What I built with Klaw 🦅
Klaw started as a personal AI agent, but it has grown into a private operating system for my life: part executive assistant, part travel desk, part finance system, part media brain, part coding team, part household computer, and part creative studio.
The coolest pieces:
- Cryptographic approvals for safety: Klaw can take real actions, but dangerous operations go through signed approval flows. Even if the agent goes rogue, it can’t just send emails, approve actions, or mutate important systems without cryptographic authorization.
- Travel brain: one integrated travel system for flights, hotels, points, award searches, loyalty accounts, promos, folios, flight status, gates, terminals, hotel contacts, upcoming-stay alerts, and timezone/location awareness. It knows where I am, what trip is next, what points I have, and what travel context matters.
- Email work intelligence: Klaw reads, triages, labels, archives, drafts, and routes email across my personal and work life. It handles dealflow, investor updates, forwarding instructions, document imports, and approval-gated outbound replies.
- Mind Project: a personal knowledge graph for my life. It stores ideas, references, lists, plans, docs, and project context — and acts as the brain behind everything Klaw does. Every feature, data source, and personal workflow can feed into or draw from Mind.
- Household butler smart kitchen: a WhatsApp-based household ops system that processes receipts, tracks purchases, manages whiskey and wine cellar inventory, maintains shopping lists, and powers an iPad app that lives on my fridge as a smart kitchen interface.
- Finance trading systems: real-time credit card monitoring, spending tracking, subscription detection, financial notifications, and automated market/trading systems including Polymarket scanning, analysis, and execution logic.
- Media brain: a private media server streaming to all my devices over Tailscale, plus TV/show tracking, episode discovery, concert and festival tracking, favorite-artist monitoring, and event discovery.
- Personal CRM: tracks people, contact details, interactions, relationship context, and follow-up cadences. It can ingest people from emails, signatures, or business cards.
- Chinese tutor: a dedicated WhatsApp tutor with vocab drills, spaced repetition, quiz grading, word-of-the-day, and conversation practice.
- Document investor update vault: automatically detects signed documents, archives them, classifies personal vs work docs, and ties into Utopian workflows like automatic investor update importation.
- Creative generation studio: generates images, video, voice, text-to-speech, diagrams, and cloned/personalized voices using multiple backends, including local and remote models.
- Local model infrastructure: we host local models and services for voice, vision, language, media, and other private AI workloads.

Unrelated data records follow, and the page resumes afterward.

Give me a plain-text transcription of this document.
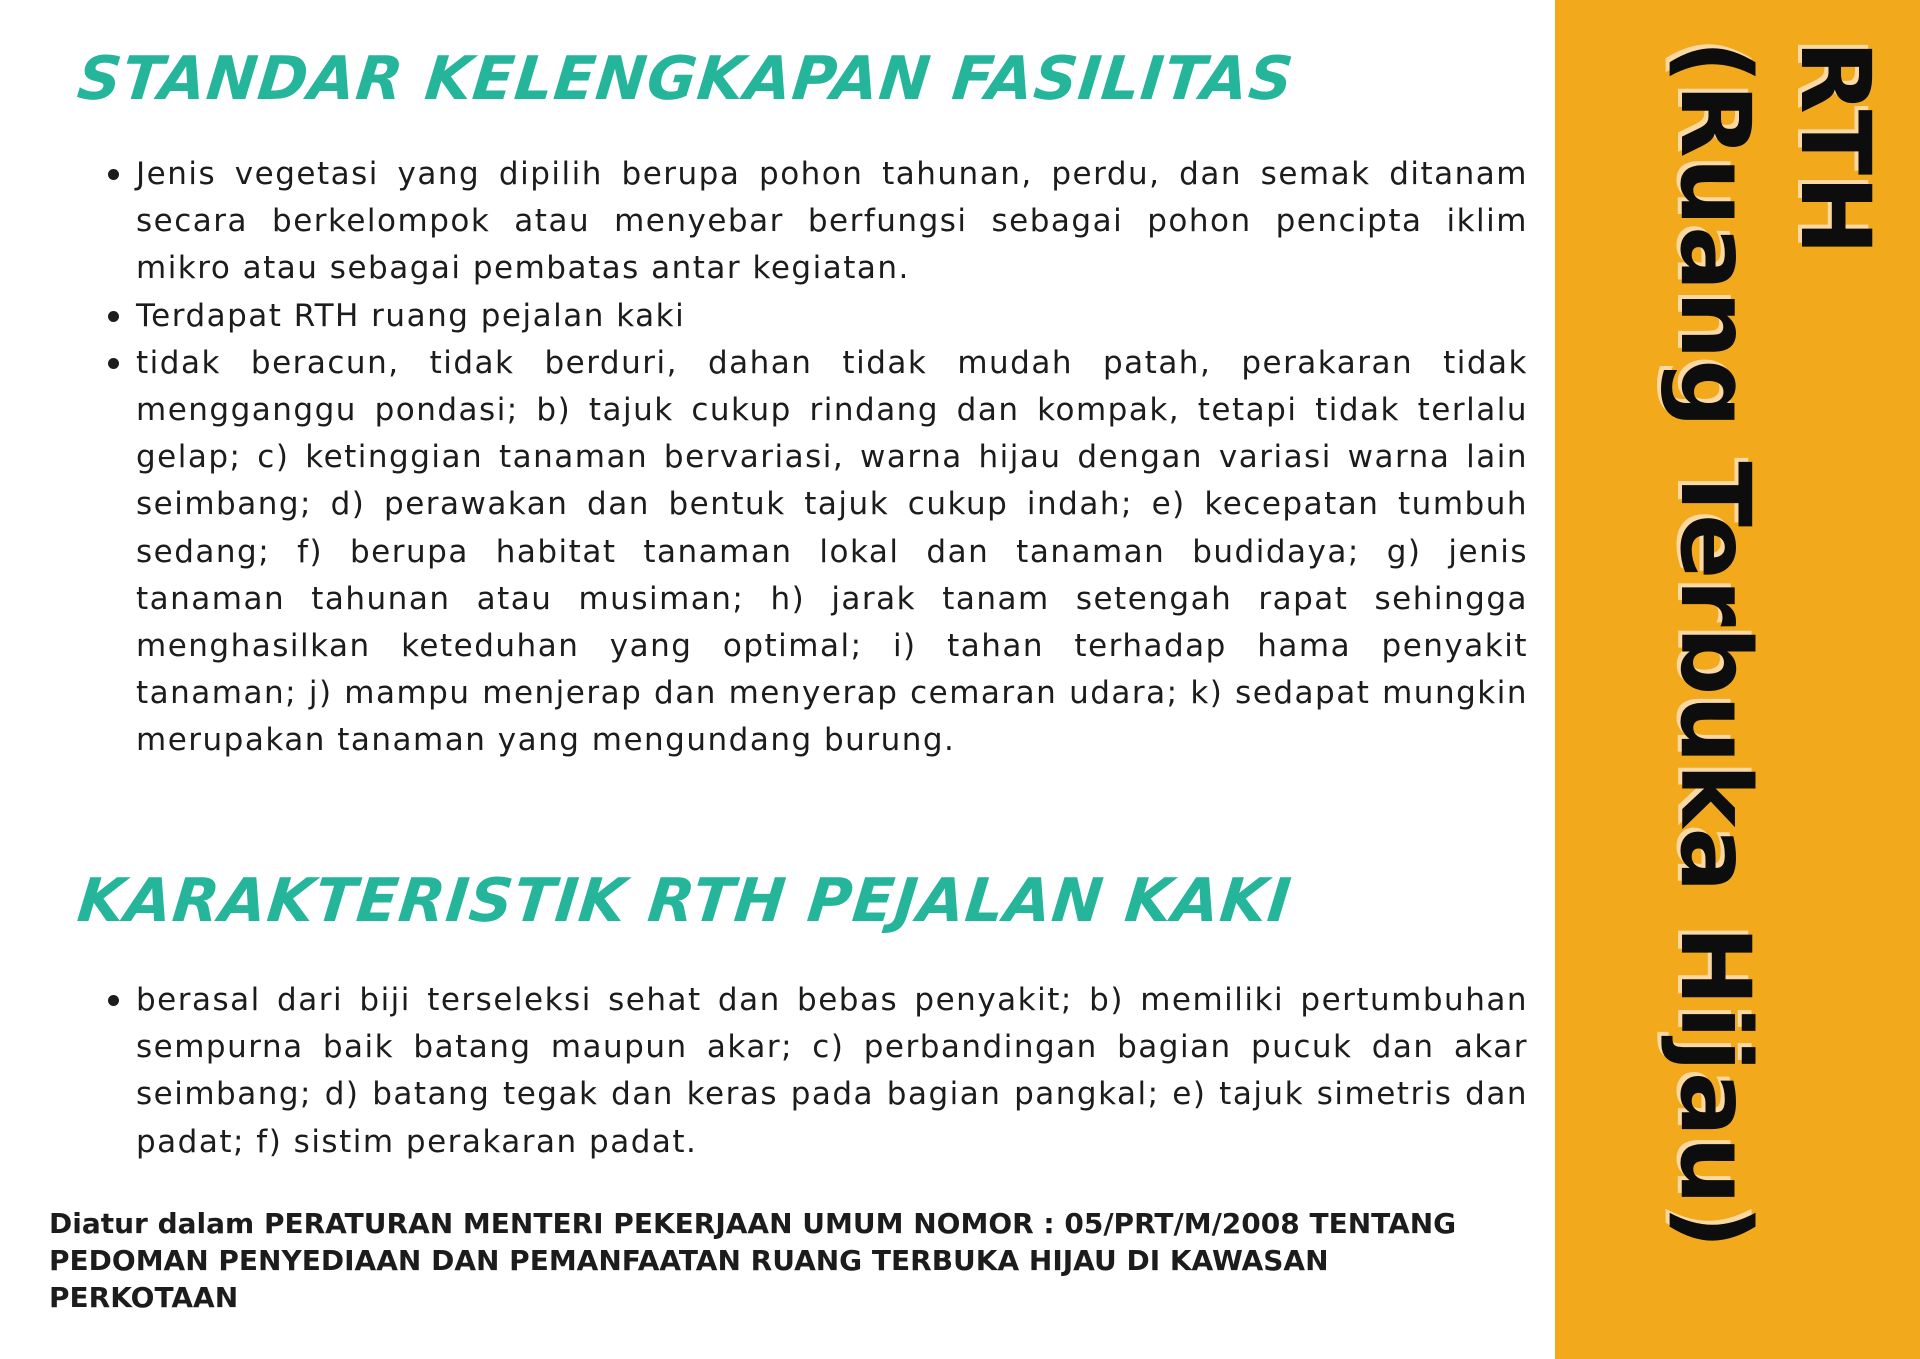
STANDAR KELENGKAPAN FASILITAS
Jenis vegetasi yang dipilih berupa pohon tahunan, perdu, dan semak ditanam secara berkelompok atau menyebar berfungsi sebagai pohon pencipta iklim mikro atau sebagai pembatas antar kegiatan.
Terdapat RTH ruang pejalan kaki
tidak beracun, tidak berduri, dahan tidak mudah patah, perakaran tidak mengganggu pondasi; b) tajuk cukup rindang dan kompak, tetapi tidak terlalu gelap; c) ketinggian tanaman bervariasi, warna hijau dengan variasi warna lain seimbang; d) perawakan dan bentuk tajuk cukup indah; e) kecepatan tumbuh sedang; f) berupa habitat tanaman lokal dan tanaman budidaya; g) jenis tanaman tahunan atau musiman; h) jarak tanam setengah rapat sehingga menghasilkan keteduhan yang optimal; i) tahan terhadap hama penyakit tanaman; j) mampu menjerap dan menyerap cemaran udara; k) sedapat mungkin merupakan tanaman yang mengundang burung.
KARAKTERISTIK RTH PEJALAN KAKI
berasal dari biji terseleksi sehat dan bebas penyakit; b) memiliki pertumbuhan sempurna baik batang maupun akar; c) perbandingan bagian pucuk dan akar seimbang; d) batang tegak dan keras pada bagian pangkal; e) tajuk simetris dan padat; f) sistim perakaran padat.

Diatur dalam PERATURAN MENTERI PEKERJAAN UMUM NOMOR : 05/PRT/M/2008 TENTANG PEDOMAN PENYEDIAAN DAN PEMANFAATAN RUANG TERBUKA HIJAU DI KAWASAN PERKOTAAN

RTH
(Ruang Terbuka Hijau)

- Coding minions: Klaw can spawn background Claude Code agents to build features and debug systems as needed — all in parallel.
- Dashboard mobile OS interface: every major feature shows up in a first-class web dashboard and mobile app. It’s the operating-system interface for the whole personal automation stack.
- Operations layer: health checks, service monitoring, cron jobs, launch agents, database backups, private networking, Tailscale routing, and deployment workflows keep the whole thing running.
- Web deployment engine: Klaw also builds, runs, and deploys dozens of websites and internal apps across personal, work, and creative projects.
The interesting part isn’t any single feature. It’s that all of these systems talk to each other: email feeds travel, travel feeds reminders, finance feeds household ops, Mind gives context to everything, approvals keep actions safe, local models keep private workloads close, and coding minions can extend the system itself.
Klaw isn’t just a chatbot anymore. It’s a private AI operating system for my life.
I've spent the last few months building the best AI agent imaginable.
It very much goes against conventional wisdom — the abstraction layers popularized here on X don't make that much sense to me.
I've developed a few components that deserve to be open sourced.
So starting today I'm going to start sharing a bit more about it.